Resumen para apurados
- Un diluvio en Nueva York a un día de la final del Mundial entre Argentina y España disipó el humo tóxico de los incendios, pero peligran los banderazos de hinchas argentinos.
- El humo de incendios de Canadá había deteriorado el aire en la región. Las lluvias ayudan a limpiar la atmósfera, pero impiden las reuniones masivas de hinchas en Manhattan.
- La lluvia garantiza aire limpio para los 80.000 hinchas en el MetLife Stadium el domingo, pero redefine una previa festiva que debió adaptarse a las condiciones climáticas.
A poco más de 24 horas de la final del Mundial entre Argentina y España, un diluvio se apoderó del cielo de Nueva York y Nueva Jersey, donde está previsto que mañana más de 80.000 personas lleguen al MetLife Stadium para presenciar el partido que definirá al campeón.
LA GACETA ya está en la ciudad que nunca duerme para cubrir la previa de una final que durante los últimos días sumó una preocupación inesperada. Una densa capa de humo proveniente de los incendios forestales de Canadá se había instalado sobre buena parte del noreste de Estados Unidos.
El miércoles, el Índice de Calidad del Aire llegó a alcanzar los 264 puntos en Nueva York, un nivel considerado "muy poco saludable". Ayer, el indicador había descendido hasta los 124 puntos, dentro de una categoría que todavía podía representar riesgos para los grupos más sensibles.

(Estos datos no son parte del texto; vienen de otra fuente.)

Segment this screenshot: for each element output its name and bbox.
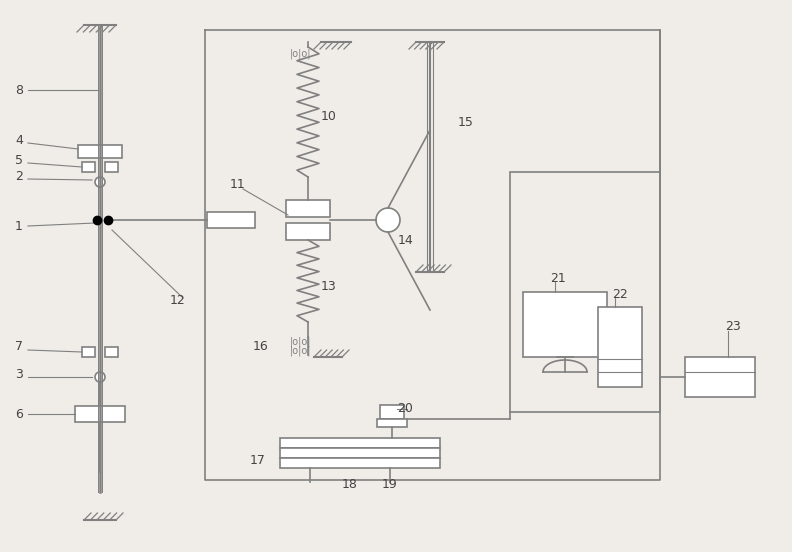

La situación puso a las autoridades en alerta y obligó a seguir de cerca la evolución del humo de cara a la final. Sin embargo, no hubo hasta ahora una confirmación oficial de que el partido entre Argentina y España estuviera en riesgo de suspensión. El encuentro está previsto para este domingo en el MetLife Stadium, en East Rutherford, Nueva Jersey.
La tormenta que este sábado afecta a la región podría convertirse en una aliada. Los pronósticos ya anticipaban la llegada de lluvias y tormentas durante el fin de semana, un cambio en las condiciones meteorológicas que puede favorecer la dispersión del humo acumulado sobre la región y mejorar progresivamente la calidad del aire.
La lluvia, sin embargo, abre otro interrogante. Miles de hinchas tenían previsto reunirse este sábado en distintos puntos de Manhattan para protagonizar los últimos banderazos antes de la final.
La primera convocatoria está prevista para las 15 frente a la estatua del general José de San Martín en Central Park. Más tarde, el epicentro de los festejos se trasladaría a Times Square, donde se espera una concentración más numerosa de argentinos entre las pantallas gigantes y los carteles luminosos de uno de los puntos más emblemáticos de Nueva York.
El diluvio que cae sobre la ciudad obliga ahora a seguir minuto a minuto qué ocurrirá con esas convocatorias. Después de varios días en los que la preocupación estuvo puesta en el humo que llegaba desde Canadá, el tiempo vuelve a convertirse en protagonista de una previa que promete teñir de celeste y blanco algunos de los lugares más reconocibles de Manhattan.